Every night, each backup staging area drive is erased and then filled with the contents of the matching drive on its matching primary server. The following morning, the entire disk is copied to a high-speed 8mm tape drive.

Using special secondary servers dramatically eases the load of writing backup tapes. This strategy also provides a hot replacement system should the primary server fail.

7.2.3.2 Retention schedule

Backups are retained for two weeks. During that time, users can have their files restored to a special "restoration" area, perhaps for a small fee. Users who wish archival backups for longer than two weeks must arrange backups of their own.

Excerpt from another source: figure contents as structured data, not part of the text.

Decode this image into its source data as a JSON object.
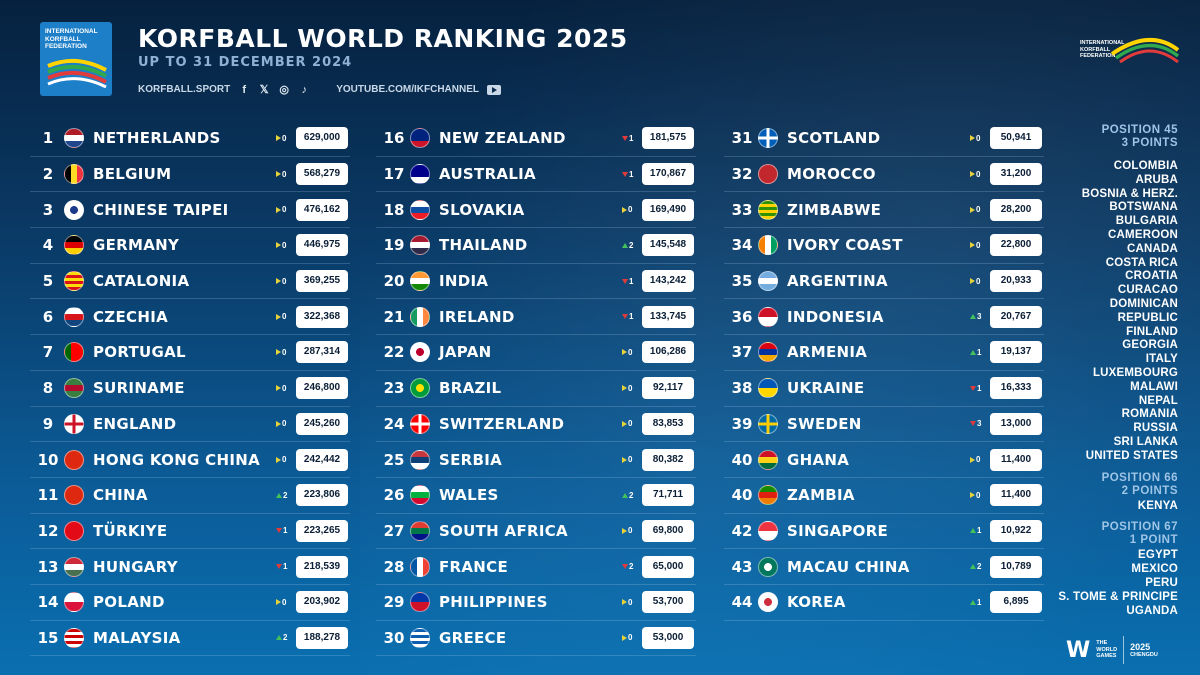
{
  "header": {
    "title": "KORFBALL WORLD RANKING 2025",
    "subtitle": "UP TO 31 DECEMBER 2024",
    "website": "KORFBALL.SPORT",
    "youtube": "YOUTUBE.COM/IKFCHANNEL",
    "social_icons": [
      "facebook-icon",
      "x-icon",
      "instagram-icon",
      "tiktok-icon",
      "youtube-icon"
    ]
  },
  "logo": {
    "line1": "INTERNATIONAL",
    "line2": "KORFBALL",
    "line3": "FEDERATION"
  },
  "colors": {
    "up": "#44c25a",
    "down": "#e03a3a",
    "same": "#e6d23a",
    "background": "#0a3a66"
  },
  "rankings": [
    {
      "rank": "1",
      "country": "NETHERLANDS",
      "trend": "same",
      "change": "0",
      "points": "629,000",
      "flag": [
        "#ae1c28",
        "#ffffff",
        "#21468b"
      ],
      "flag_dir": "h"
    },
    {
      "rank": "2",
      "country": "BELGIUM",
      "trend": "same",
      "change": "0",
      "points": "568,279",
      "flag": [
        "#000000",
        "#fdda24",
        "#ef3340"
      ],
      "flag_dir": "v"
    },
    {
      "rank": "3",
      "country": "CHINESE TAIPEI",
      "trend": "same",
      "change": "0",
      "points": "476,162",
      "flag": [
        "#ffffff",
        "#1c3a8c",
        "#e8202a"
      ],
      "flag_dir": "c"
    },
    {
      "rank": "4",
      "country": "GERMANY",
      "trend": "same",
      "change": "0",
      "points": "446,975",
      "flag": [
        "#000000",
        "#dd0000",
        "#ffce00"
      ],
      "flag_dir": "h"
    },
    {
      "rank": "5",
      "country": "CATALONIA",
      "trend": "same",
      "change": "0",
      "points": "369,255",
      "flag": [
        "#fcdd09",
        "#da121a",
        "#fcdd09"
      ],
      "flag_dir": "s"
    },
    {
      "rank": "6",
      "country": "CZECHIA",
      "trend": "same",
      "change": "0",
      "points": "322,368",
      "flag": [
        "#ffffff",
        "#d7141a",
        "#11457e"
      ],
      "flag_dir": "h"
    },
    {
      "rank": "7",
      "country": "PORTUGAL",
      "trend": "same",
      "change": "0",
      "points": "287,314",
      "flag": [
        "#006600",
        "#ff0000",
        "#ff0000"
      ],
      "flag_dir": "v"
    },
    {
      "rank": "8",
      "country": "SURINAME",
      "trend": "same",
      "change": "0",
      "points": "246,800",
      "flag": [
        "#377e3f",
        "#b40a2d",
        "#377e3f"
      ],
      "flag_dir": "h"
    },
    {
      "rank": "9",
      "country": "ENGLAND",
      "trend": "same",
      "change": "0",
      "points": "245,260",
      "flag": [
        "#ffffff",
        "#ce1124",
        "#ffffff"
      ],
      "flag_dir": "x"
    },
    {
      "rank": "10",
      "country": "HONG KONG CHINA",
      "trend": "same",
      "change": "0",
      "points": "242,442",
      "flag": [
        "#de2910",
        "#de2910",
        "#de2910"
      ],
      "flag_dir": "h"
    },
    {
      "rank": "11",
      "country": "CHINA",
      "trend": "up",
      "change": "2",
      "points": "223,806",
      "flag": [
        "#de2910",
        "#de2910",
        "#de2910"
      ],
      "flag_dir": "h"
    },
    {
      "rank": "12",
      "country": "TÜRKIYE",
      "trend": "down",
      "change": "1",
      "points": "223,265",
      "flag": [
        "#e30a17",
        "#e30a17",
        "#e30a17"
      ],
      "flag_dir": "h"
    },
    {
      "rank": "13",
      "country": "HUNGARY",
      "trend": "down",
      "change": "1",
      "points": "218,539",
      "flag": [
        "#ce2939",
        "#ffffff",
        "#477050"
      ],
      "flag_dir": "h"
    },
    {
      "rank": "14",
      "country": "POLAND",
      "trend": "same",
      "change": "0",
      "points": "203,902",
      "flag": [
        "#ffffff",
        "#dc143c",
        "#dc143c"
      ],
      "flag_dir": "h2"
    },
    {
      "rank": "15",
      "country": "MALAYSIA",
      "trend": "up",
      "change": "2",
      "points": "188,278",
      "flag": [
        "#cc0001",
        "#ffffff",
        "#010066"
      ],
      "flag_dir": "s"
    },
    {
      "rank": "16",
      "country": "NEW ZEALAND",
      "trend": "down",
      "change": "1",
      "points": "181,575",
      "flag": [
        "#00247d",
        "#00247d",
        "#cc142b"
      ],
      "flag_dir": "h"
    },
    {
      "rank": "17",
      "country": "AUSTRALIA",
      "trend": "down",
      "change": "1",
      "points": "170,867",
      "flag": [
        "#00008b",
        "#00008b",
        "#ffffff"
      ],
      "flag_dir": "h"
    },
    {
      "rank": "18",
      "country": "SLOVAKIA",
      "trend": "same",
      "change": "0",
      "points": "169,490",
      "flag": [
        "#ffffff",
        "#0b4ea2",
        "#ee1c25"
      ],
      "flag_dir": "h"
    },
    {
      "rank": "19",
      "country": "THAILAND",
      "trend": "up",
      "change": "2",
      "points": "145,548",
      "flag": [
        "#a51931",
        "#ffffff",
        "#2d2a4a"
      ],
      "flag_dir": "h"
    },
    {
      "rank": "20",
      "country": "INDIA",
      "trend": "down",
      "change": "1",
      "points": "143,242",
      "flag": [
        "#ff9933",
        "#ffffff",
        "#138808"
      ],
      "flag_dir": "h"
    },
    {
      "rank": "21",
      "country": "IRELAND",
      "trend": "down",
      "change": "1",
      "points": "133,745",
      "flag": [
        "#169b62",
        "#ffffff",
        "#ff883e"
      ],
      "flag_dir": "v"
    },
    {
      "rank": "22",
      "country": "JAPAN",
      "trend": "same",
      "change": "0",
      "points": "106,286",
      "flag": [
        "#ffffff",
        "#bc002d",
        "#ffffff"
      ],
      "flag_dir": "c"
    },
    {
      "rank": "23",
      "country": "BRAZIL",
      "trend": "same",
      "change": "0",
      "points": "92,117",
      "flag": [
        "#009c3b",
        "#ffdf00",
        "#002776"
      ],
      "flag_dir": "c"
    },
    {
      "rank": "24",
      "country": "SWITZERLAND",
      "trend": "same",
      "change": "0",
      "points": "83,853",
      "flag": [
        "#ff0000",
        "#ffffff",
        "#ff0000"
      ],
      "flag_dir": "x"
    },
    {
      "rank": "25",
      "country": "SERBIA",
      "trend": "same",
      "change": "0",
      "points": "80,382",
      "flag": [
        "#c6363c",
        "#0c4076",
        "#ffffff"
      ],
      "flag_dir": "h"
    },
    {
      "rank": "26",
      "country": "WALES",
      "trend": "up",
      "change": "2",
      "points": "71,711",
      "flag": [
        "#ffffff",
        "#00b140",
        "#d30731"
      ],
      "flag_dir": "h"
    },
    {
      "rank": "27",
      "country": "SOUTH AFRICA",
      "trend": "same",
      "change": "0",
      "points": "69,800",
      "flag": [
        "#e03c31",
        "#007749",
        "#001489"
      ],
      "flag_dir": "h"
    },
    {
      "rank": "28",
      "country": "FRANCE",
      "trend": "down",
      "change": "2",
      "points": "65,000",
      "flag": [
        "#0055a4",
        "#ffffff",
        "#ef4135"
      ],
      "flag_dir": "v"
    },
    {
      "rank": "29",
      "country": "PHILIPPINES",
      "trend": "same",
      "change": "0",
      "points": "53,700",
      "flag": [
        "#0038a8",
        "#ce1126",
        "#ffffff"
      ],
      "flag_dir": "h2"
    },
    {
      "rank": "30",
      "country": "GREECE",
      "trend": "same",
      "change": "0",
      "points": "53,000",
      "flag": [
        "#0d5eaf",
        "#ffffff",
        "#0d5eaf"
      ],
      "flag_dir": "s"
    },
    {
      "rank": "31",
      "country": "SCOTLAND",
      "trend": "same",
      "change": "0",
      "points": "50,941",
      "flag": [
        "#005eb8",
        "#ffffff",
        "#005eb8"
      ],
      "flag_dir": "x"
    },
    {
      "rank": "32",
      "country": "MOROCCO",
      "trend": "same",
      "change": "0",
      "points": "31,200",
      "flag": [
        "#c1272d",
        "#c1272d",
        "#006233"
      ],
      "flag_dir": "c"
    },
    {
      "rank": "33",
      "country": "ZIMBABWE",
      "trend": "same",
      "change": "0",
      "points": "28,200",
      "flag": [
        "#319208",
        "#ffd200",
        "#de2010"
      ],
      "flag_dir": "s"
    },
    {
      "rank": "34",
      "country": "IVORY COAST",
      "trend": "same",
      "change": "0",
      "points": "22,800",
      "flag": [
        "#f77f00",
        "#ffffff",
        "#009e60"
      ],
      "flag_dir": "v"
    },
    {
      "rank": "35",
      "country": "ARGENTINA",
      "trend": "same",
      "change": "0",
      "points": "20,933",
      "flag": [
        "#74acdf",
        "#ffffff",
        "#74acdf"
      ],
      "flag_dir": "h"
    },
    {
      "rank": "36",
      "country": "INDONESIA",
      "trend": "up",
      "change": "3",
      "points": "20,767",
      "flag": [
        "#ce1126",
        "#ffffff",
        "#ffffff"
      ],
      "flag_dir": "h2"
    },
    {
      "rank": "37",
      "country": "ARMENIA",
      "trend": "up",
      "change": "1",
      "points": "19,137",
      "flag": [
        "#d90012",
        "#0033a0",
        "#f2a800"
      ],
      "flag_dir": "h"
    },
    {
      "rank": "38",
      "country": "UKRAINE",
      "trend": "down",
      "change": "1",
      "points": "16,333",
      "flag": [
        "#0057b7",
        "#ffd700",
        "#ffd700"
      ],
      "flag_dir": "h2"
    },
    {
      "rank": "39",
      "country": "SWEDEN",
      "trend": "down",
      "change": "3",
      "points": "13,000",
      "flag": [
        "#006aa7",
        "#fecc00",
        "#006aa7"
      ],
      "flag_dir": "x"
    },
    {
      "rank": "40",
      "country": "GHANA",
      "trend": "same",
      "change": "0",
      "points": "11,400",
      "flag": [
        "#ce1126",
        "#fcd116",
        "#006b3f"
      ],
      "flag_dir": "h"
    },
    {
      "rank": "40",
      "country": "ZAMBIA",
      "trend": "same",
      "change": "0",
      "points": "11,400",
      "flag": [
        "#198a00",
        "#de2010",
        "#ef7d00"
      ],
      "flag_dir": "h"
    },
    {
      "rank": "42",
      "country": "SINGAPORE",
      "trend": "up",
      "change": "1",
      "points": "10,922",
      "flag": [
        "#ef3340",
        "#ffffff",
        "#ffffff"
      ],
      "flag_dir": "h2"
    },
    {
      "rank": "43",
      "country": "MACAU CHINA",
      "trend": "up",
      "change": "2",
      "points": "10,789",
      "flag": [
        "#00785e",
        "#ffffff",
        "#ffd700"
      ],
      "flag_dir": "c"
    },
    {
      "rank": "44",
      "country": "KOREA",
      "trend": "up",
      "change": "1",
      "points": "6,895",
      "flag": [
        "#ffffff",
        "#cd2e3a",
        "#0047a0"
      ],
      "flag_dir": "c"
    }
  ],
  "side": {
    "groups": [
      {
        "position": "POSITION 45",
        "points": "3 POINTS",
        "countries": [
          "COLOMBIA",
          "ARUBA",
          "BOSNIA & HERZ.",
          "BOTSWANA",
          "BULGARIA",
          "CAMEROON",
          "CANADA",
          "COSTA RICA",
          "CROATIA",
          "CURACAO",
          "DOMINICAN",
          "REPUBLIC",
          "FINLAND",
          "GEORGIA",
          "ITALY",
          "LUXEMBOURG",
          "MALAWI",
          "NEPAL",
          "ROMANIA",
          "RUSSIA",
          "SRI LANKA",
          "UNITED STATES"
        ]
      },
      {
        "position": "POSITION 66",
        "points": "2 POINTS",
        "countries": [
          "KENYA"
        ]
      },
      {
        "position": "POSITION 67",
        "points": "1 POINT",
        "countries": [
          "EGYPT",
          "MEXICO",
          "PERU",
          "S. TOME & PRINCIPE",
          "UGANDA"
        ]
      }
    ]
  },
  "footer": {
    "wg_line1": "THE",
    "wg_line2": "WORLD",
    "wg_line3": "GAMES",
    "year": "2025",
    "city": "CHENGDU"
  }
}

One of the reasons for this decision is privacy: users should have a reasonable expectation that if they delete their files, the backups will be erased at some point in the future.

7.2.4 Large Service-Based Networks with Large Budgets

Many banks and other large firms have requirements for minimum downtime in the event of a failure. Thus, current and complete backups that are ready to go at a moment's notice are vital. In this scheme, we do not use magnetic media at all. Instead, we use a network and special disks.

Each of the local computers uses RAID (Redundant Arrays of Independent Storage) for local disk. Every write to disk is mirrored on another disk automatically, so the failure of one has no user-noticeable effects.

Meanwhile, the entire storage of the system is mirrored every night at 2 a.m. to a set of remote disks in another state (a hot site) . This mirroring is done using a high-speed, encrypted leased network line. At the remote location, there is an exact duplicate of the main system. During the day, a running log of activities is kept and mirrored to the remote site as it is written locally.

If a failure of the main system occurs, the remote system is activated. It replays the transaction log and duplicates the changes locally, and then takes over operation for the failed main site.

Every morning, a CD-ROM is made of the disk contents of the backup system, so as not to slow actual operations. The contents are then copied, and the copies sent by bonded courier to different branch offices around the country, where they are saved for seven years. Data on old tapes will be migrated to new backup systems as the technology becomes available.

7.2.5 Deciding upon a Backup Strategy

The key to deciding upon a good strategy for backups is to understand the importance and time-sensitivity of your data. As a start, we suggest that answers to the following questions will help you plan your backups:

How quickly do you need to resume operations after a complete loss of the main system?
How quickly do you need to resume operations after a partial loss?
Can you perform restores while the system is "live?"
Can you perform backups while the system is "live?"
What data do you need restored first? Next? Last?
Of the users you must listen to, who will complain the most if their data is not available?
What will cause the biggest loss if it is not available?
Who loses data most often from equipment or human failures?
How many spare copies of the backups must you have to feel safe?
How long do you need to keep each backup?
How much are you willing or able to spend?